Nos seis primeiros meses deste ano, as exportações ficaram assim distribuídas: soja (34,9%), carne bovina (24,7%), castanha (15,6%), carne suína (14,3%) e madeira (3,8%). Em maio, a soja respondeu por 30,1% das exportações, seguida da carne bovina, com 27,4%; carne suína, com 20,4%; a castanha, com 11% e madeira, com 7,6%.

O presidente do Sindicato das Indústrias de Frigoríficos e Matadouros do Acre (Sindcarnes), Murilo Leite manifestou preocupação com risco de aumento da oferta da carne bovina no mercado interno, devido à taxação Americano aos produtos brasileiros.

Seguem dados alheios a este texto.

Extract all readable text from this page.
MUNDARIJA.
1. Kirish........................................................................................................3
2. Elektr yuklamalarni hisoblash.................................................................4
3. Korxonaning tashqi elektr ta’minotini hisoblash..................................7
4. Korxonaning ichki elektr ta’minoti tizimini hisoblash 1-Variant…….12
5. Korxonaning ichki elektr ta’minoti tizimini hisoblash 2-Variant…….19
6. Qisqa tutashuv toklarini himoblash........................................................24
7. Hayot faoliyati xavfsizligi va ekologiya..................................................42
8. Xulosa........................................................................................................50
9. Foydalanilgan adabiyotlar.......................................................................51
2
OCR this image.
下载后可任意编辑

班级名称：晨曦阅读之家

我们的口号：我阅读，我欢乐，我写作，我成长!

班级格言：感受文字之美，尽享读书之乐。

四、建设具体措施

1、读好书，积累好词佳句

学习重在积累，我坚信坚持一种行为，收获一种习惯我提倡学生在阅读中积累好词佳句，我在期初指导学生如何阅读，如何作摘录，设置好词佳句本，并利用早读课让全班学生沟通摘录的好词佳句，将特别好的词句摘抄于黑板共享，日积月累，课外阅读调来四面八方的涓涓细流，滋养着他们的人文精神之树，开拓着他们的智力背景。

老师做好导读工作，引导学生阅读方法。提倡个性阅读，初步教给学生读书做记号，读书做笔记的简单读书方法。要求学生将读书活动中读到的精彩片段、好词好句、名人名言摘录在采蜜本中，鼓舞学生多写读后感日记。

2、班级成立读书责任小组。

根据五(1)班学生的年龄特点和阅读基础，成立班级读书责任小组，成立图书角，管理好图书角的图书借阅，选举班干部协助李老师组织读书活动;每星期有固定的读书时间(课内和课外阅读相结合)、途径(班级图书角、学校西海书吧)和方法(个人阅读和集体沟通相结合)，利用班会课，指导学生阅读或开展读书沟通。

Antecipou que nenhum frigorífico no estado exporta para o mercado americano, mas para a China, e Malásia, Emirados Árabes, Espanha e Peru. “Se os exportadores não encontrarem novos mercados para a carne brasileira, podemos ter um excesso de oferta no decorrer do ano que impactará diretamente no preço final do produto”, lamentou o empresário.

O Acre exportou mais de US$25 milhões em toda sua balança no primeiro trimestre deste ano, segundo balanço do Ministério da Indústria, Comércio Exterior e de Serviços (MDIC). Com destaque para os seguintes produtos: Carne bovina, castanha, soja e carne suína.

O economista Rubicleis Gomes da Silva, professor da Universidade Federal do Acre (Ufac), destacou que essa taxação do presidente Donald Trump não terá muito impacto na economia acreana, porque o Acre exporta muito pouco para os Estados Unidos da América (EUA). O grosso do comércio internacional, segundo ele, é com o Peru, com Bolívia, inclusive com os países asiáticos.” O estado mais prejudicado é São Paulo, que exporta cerca de 50% do que é taxado pelo mercado americano “, finalizou o economista.